When AI Writes Your Code, the Supply Chain Security Question Gets Harder

Software supply chain security was already a mess. Then AI joined the build pipeline.

For years, the question was simple: what’s in your code? Which open-source packages, which versions, which transitive dependencies? SolarWinds, Log4Shell, XZ Utils — same lesson every time. The risk isn’t the code you write. It’s everything that produces it.

Then came Shai-Hulud, the self-propagating malicious package campaign that spread through developer toolchains this year. That taught a new lesson: knowing what’s in your code is necessary. It’s no longer sufficient.

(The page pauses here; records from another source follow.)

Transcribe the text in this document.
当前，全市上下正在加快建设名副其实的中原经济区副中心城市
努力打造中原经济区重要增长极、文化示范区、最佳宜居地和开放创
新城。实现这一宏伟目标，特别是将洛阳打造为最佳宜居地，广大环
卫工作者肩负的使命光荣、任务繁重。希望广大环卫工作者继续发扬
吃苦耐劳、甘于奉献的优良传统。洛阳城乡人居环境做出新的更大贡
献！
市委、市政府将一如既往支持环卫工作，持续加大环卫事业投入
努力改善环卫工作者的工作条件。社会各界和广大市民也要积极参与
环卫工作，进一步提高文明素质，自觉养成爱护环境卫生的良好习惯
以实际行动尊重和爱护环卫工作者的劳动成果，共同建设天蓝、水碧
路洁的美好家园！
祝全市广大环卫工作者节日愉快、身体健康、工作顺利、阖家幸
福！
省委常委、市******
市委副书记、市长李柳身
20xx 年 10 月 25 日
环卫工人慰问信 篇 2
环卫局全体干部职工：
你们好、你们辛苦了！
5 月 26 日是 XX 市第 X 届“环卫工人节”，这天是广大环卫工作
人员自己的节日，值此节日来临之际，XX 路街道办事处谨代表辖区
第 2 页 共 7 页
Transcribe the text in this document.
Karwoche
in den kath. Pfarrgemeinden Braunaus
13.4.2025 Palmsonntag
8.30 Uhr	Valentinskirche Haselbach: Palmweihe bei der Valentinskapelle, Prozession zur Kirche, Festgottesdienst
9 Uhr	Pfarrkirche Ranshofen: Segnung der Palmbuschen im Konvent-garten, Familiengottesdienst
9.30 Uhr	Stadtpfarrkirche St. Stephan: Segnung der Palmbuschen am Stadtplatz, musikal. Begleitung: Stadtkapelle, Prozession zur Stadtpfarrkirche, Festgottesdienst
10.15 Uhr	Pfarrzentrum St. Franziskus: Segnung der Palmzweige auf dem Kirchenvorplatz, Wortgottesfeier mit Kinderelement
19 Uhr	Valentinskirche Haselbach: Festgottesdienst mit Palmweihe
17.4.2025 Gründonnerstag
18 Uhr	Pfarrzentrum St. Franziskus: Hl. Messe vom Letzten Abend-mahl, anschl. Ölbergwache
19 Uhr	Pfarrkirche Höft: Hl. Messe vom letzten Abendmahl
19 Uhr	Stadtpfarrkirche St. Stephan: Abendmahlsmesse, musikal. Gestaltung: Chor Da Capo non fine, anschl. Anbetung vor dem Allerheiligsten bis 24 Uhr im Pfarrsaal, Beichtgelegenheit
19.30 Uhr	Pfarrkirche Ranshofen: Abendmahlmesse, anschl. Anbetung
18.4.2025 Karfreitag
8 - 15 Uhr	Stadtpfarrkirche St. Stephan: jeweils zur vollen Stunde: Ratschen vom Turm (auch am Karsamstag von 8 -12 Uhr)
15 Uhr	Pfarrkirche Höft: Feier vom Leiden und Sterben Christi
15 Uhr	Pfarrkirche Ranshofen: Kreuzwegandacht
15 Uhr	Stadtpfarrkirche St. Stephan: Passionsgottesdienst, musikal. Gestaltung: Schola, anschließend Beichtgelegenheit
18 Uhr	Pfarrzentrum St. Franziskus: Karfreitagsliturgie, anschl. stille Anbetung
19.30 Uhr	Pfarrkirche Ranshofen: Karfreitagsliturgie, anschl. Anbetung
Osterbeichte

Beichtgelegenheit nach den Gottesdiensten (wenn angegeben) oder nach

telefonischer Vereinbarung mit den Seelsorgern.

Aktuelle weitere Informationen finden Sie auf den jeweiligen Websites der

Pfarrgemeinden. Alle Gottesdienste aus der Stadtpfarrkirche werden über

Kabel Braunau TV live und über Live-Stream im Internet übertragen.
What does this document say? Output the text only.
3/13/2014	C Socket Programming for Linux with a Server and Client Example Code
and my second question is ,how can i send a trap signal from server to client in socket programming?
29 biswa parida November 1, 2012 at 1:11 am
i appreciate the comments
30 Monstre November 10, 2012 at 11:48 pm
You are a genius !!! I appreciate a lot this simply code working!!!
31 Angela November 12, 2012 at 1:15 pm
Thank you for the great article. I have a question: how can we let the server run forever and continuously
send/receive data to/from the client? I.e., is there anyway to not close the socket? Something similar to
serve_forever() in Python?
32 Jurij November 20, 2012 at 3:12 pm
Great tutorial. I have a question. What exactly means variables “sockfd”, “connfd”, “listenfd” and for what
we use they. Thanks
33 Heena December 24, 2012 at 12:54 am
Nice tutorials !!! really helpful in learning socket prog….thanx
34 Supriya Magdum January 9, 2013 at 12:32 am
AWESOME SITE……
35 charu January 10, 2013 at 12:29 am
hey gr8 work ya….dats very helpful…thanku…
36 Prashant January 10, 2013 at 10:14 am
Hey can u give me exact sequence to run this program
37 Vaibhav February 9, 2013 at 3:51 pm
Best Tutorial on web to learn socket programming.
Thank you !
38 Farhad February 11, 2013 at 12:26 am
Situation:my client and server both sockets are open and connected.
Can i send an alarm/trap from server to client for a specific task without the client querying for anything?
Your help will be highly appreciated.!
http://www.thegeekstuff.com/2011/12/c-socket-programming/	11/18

AI tools have become load-bearing parts of the build. Code written by agents. Packages pulled in by autonomous tools that decide they’re needed. Prompts — actual text inputs — are now real inputs to the build process. Which means they’re a real way to compromise it. None of this existed in most security programs when they were designed.

It’s tempting to treat AI-generated code as just more code. Run the same scanners. Call it covered. That misses the point.

The provenance question now applies to the model, the agent, and the tooling — not just the artifact. An AI assistant suggests a dependency and a developer accepts it without the package ever crossing a human threat model. An autonomous agent reaches for a tool over MCP, and that tool reaches for another. A crafted prompt steers what gets written or pulled in.

The hard part isn’t scanning AI output. It’s governing the agents doing the writing and the tools they call. That’s where supply chain security has to go next.